A stands for arm weakness indicated by the inability to raise one arm completely.
S stands for speech difficulties indicated by slurred speech or difficulty in speaking
T stands for time to call medical emergency services. Any of the above symptoms call for immediate medical emergency help.
You should know that one side of the brain controls the opposite side of the body. A stroke on the left side will, therefore, produce symptoms on the right side of the body.
Early warning signs of stroke
You may experience any or all the signs that appear early on and tell you are having a stroke. They appear abruptly. They may appear separately or in combination.
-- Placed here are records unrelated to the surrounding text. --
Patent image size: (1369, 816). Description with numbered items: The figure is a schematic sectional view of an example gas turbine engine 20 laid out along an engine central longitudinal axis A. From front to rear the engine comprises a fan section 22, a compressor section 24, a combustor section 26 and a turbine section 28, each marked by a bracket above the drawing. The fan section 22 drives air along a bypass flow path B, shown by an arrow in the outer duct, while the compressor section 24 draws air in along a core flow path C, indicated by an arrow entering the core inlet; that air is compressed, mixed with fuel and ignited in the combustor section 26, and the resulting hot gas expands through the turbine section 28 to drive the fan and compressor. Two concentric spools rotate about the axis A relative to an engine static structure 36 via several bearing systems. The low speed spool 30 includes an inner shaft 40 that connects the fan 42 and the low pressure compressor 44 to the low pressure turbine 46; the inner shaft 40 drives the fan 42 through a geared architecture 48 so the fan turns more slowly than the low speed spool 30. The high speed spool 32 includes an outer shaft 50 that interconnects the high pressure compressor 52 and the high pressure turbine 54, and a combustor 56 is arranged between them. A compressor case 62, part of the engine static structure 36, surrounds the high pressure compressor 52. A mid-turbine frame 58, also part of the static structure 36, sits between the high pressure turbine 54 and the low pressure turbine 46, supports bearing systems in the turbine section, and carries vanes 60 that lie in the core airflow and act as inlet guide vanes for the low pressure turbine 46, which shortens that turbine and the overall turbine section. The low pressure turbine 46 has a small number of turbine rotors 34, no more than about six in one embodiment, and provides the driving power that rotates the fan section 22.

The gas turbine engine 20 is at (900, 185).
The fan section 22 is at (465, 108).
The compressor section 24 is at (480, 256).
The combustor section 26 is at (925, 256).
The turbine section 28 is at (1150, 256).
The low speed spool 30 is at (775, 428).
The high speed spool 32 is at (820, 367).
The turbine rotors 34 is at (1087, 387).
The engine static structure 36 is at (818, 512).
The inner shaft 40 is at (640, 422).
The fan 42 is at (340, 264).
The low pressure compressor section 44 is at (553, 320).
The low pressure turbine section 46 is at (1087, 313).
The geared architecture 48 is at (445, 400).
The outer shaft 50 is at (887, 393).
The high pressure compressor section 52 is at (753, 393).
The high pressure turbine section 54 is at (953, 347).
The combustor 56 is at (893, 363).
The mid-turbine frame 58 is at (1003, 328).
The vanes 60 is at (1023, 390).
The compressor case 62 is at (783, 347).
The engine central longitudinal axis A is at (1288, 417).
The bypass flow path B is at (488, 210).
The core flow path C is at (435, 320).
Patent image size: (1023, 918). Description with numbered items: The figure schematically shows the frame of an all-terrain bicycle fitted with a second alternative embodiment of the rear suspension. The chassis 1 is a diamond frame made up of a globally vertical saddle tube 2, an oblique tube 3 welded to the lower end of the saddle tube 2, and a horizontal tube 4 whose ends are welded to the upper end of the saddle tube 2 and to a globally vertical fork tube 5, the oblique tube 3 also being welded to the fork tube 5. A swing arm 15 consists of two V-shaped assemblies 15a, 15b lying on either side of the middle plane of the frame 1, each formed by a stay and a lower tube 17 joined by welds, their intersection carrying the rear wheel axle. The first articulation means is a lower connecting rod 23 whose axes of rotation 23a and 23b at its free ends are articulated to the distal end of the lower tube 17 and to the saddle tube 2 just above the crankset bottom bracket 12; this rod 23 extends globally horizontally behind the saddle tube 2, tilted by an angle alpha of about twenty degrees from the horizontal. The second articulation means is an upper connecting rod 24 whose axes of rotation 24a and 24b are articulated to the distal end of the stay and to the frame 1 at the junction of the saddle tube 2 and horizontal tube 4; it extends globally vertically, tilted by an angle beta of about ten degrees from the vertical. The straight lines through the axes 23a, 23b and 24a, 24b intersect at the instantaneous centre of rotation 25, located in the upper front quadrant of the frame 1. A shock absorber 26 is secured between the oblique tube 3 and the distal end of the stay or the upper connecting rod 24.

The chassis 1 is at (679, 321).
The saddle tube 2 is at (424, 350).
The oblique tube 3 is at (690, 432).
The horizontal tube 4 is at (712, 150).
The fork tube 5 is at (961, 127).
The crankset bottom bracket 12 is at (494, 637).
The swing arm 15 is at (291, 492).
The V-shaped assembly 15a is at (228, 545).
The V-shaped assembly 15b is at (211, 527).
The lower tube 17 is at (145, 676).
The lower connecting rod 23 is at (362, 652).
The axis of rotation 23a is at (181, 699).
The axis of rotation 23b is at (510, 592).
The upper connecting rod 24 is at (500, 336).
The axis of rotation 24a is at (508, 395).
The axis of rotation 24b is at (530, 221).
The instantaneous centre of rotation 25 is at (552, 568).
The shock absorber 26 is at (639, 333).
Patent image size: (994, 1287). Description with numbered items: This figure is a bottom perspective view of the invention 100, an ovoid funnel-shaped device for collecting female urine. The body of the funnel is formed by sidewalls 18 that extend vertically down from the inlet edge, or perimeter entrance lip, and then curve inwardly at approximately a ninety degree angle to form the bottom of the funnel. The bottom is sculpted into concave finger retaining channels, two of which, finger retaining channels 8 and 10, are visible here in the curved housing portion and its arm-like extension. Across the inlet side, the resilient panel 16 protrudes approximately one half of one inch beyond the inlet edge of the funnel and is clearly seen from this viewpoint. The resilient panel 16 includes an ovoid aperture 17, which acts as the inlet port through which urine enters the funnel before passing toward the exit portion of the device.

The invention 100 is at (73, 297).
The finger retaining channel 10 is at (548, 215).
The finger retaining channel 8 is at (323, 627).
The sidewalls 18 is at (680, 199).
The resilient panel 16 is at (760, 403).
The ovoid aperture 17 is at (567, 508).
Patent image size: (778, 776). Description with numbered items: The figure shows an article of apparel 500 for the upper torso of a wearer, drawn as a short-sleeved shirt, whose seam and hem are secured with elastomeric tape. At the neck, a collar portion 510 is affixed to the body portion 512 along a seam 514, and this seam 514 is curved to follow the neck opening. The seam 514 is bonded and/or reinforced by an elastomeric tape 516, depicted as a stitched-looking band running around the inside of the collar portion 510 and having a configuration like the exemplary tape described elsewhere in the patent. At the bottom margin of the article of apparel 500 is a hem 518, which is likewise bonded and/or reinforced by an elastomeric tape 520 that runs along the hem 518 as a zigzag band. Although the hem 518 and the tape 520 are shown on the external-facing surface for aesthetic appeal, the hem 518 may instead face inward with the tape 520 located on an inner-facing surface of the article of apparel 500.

- Sudden confusion, difficulty in speaking or understanding speech
- One-sided numbness or muscle weakness of the face, arm, or leg of sudden onset
- Sudden onset of visual disturbances in one or both the eyes and/or involuntary rapid eye movements
- Sudden onset of giddiness and loss of balance or vertigo leading to difficulty in walking
- Severe headache of sudden onset. It is necessary here for people who suffer from migraine to distinguish a headache from that of stroke. The difference can be quite subtle. A stroke headache comes on suddenly. Additionally, one arm goes numb, you can’t speak and you lose vision. In a migraine, you do not lose vision but you see flashing lights or zigzag lines. Secondly, migraine headaches mostly have a previous history
- Sensory disturbances lead to reduced sensation to touch
- Sudden development of difficulty in swallowing, limping, or rapid involuntary eye movements
Unique symptoms in women
Women may report symptoms that are different from the common symptoms. They can include:
- Loss of consciousness or fainting
- General weakness
- Difficulty or shortness of breath
- Confusion, unresponsiveness, or disorientation
- Sudden behavioral change
- Nausea or vomiting
Do stroke symptoms appear gradually or suddenly?
The onset of stroke symptoms varies and depends on
- the type of stroke that has developed, whether it is an ischemic stroke or a hemorrhagic stroke
- where it has occurred. The origin of the stroke is usually seen either in the carotid or basilar arteries from where the clot can break free, travel through the bloodstream, and block an artery in the brain.
- how severe it is
Symptoms of stroke are usually of sudden onset, but can also develop over hours. For example, you may develop weakness on one side of the body. Over time, you may lose control over that part and not be able to move it at all.
Again, the development of several small strokes can have gradual adverse effects on your walking, balance, thinking, or behavior.
The symptoms of a stroke caused by a large embolus develop suddenly. Symptoms such as headaches and seizures develop within seconds. Similarly, symptoms of a hemorrhagic stroke onset suddenly.
When a thrombus is the cause of a stroke, the onset usually occurs gradually, over minutes or even hours. Rarely, symptoms can develop gradually over days or even weeks.
How long do the stroke symptoms last? Do they go away?
The symptoms of a transient ischemic attack generally last from a few minutes to about 1 to 2 hours. At times, the symptoms may linger for 24 hours.
In the case of a non-TIA stroke, the timeline of the symptoms varies from person to person. The symptoms may go away and come back or they may totally disappear. In some people, the symptoms may become worse.
Can the symptoms be reversed or are they permanent?
The most important criterium to answer this question is the time elapsed in starting the treatment.
Some will pass through the stroke with minor side effects while others may have to endure paralysis throughout life.
In the treatment of ischemic stroke, very significant research has been made, which makes it possible to dissolve the clot and restore the blood supply that has been interrupted.
Prompt treatment can prevent the brain cells from dying. Therefore, the prognosis of stroke, vis-à-vis temporary and permanent disability depends greatly on the promptness of the treatment.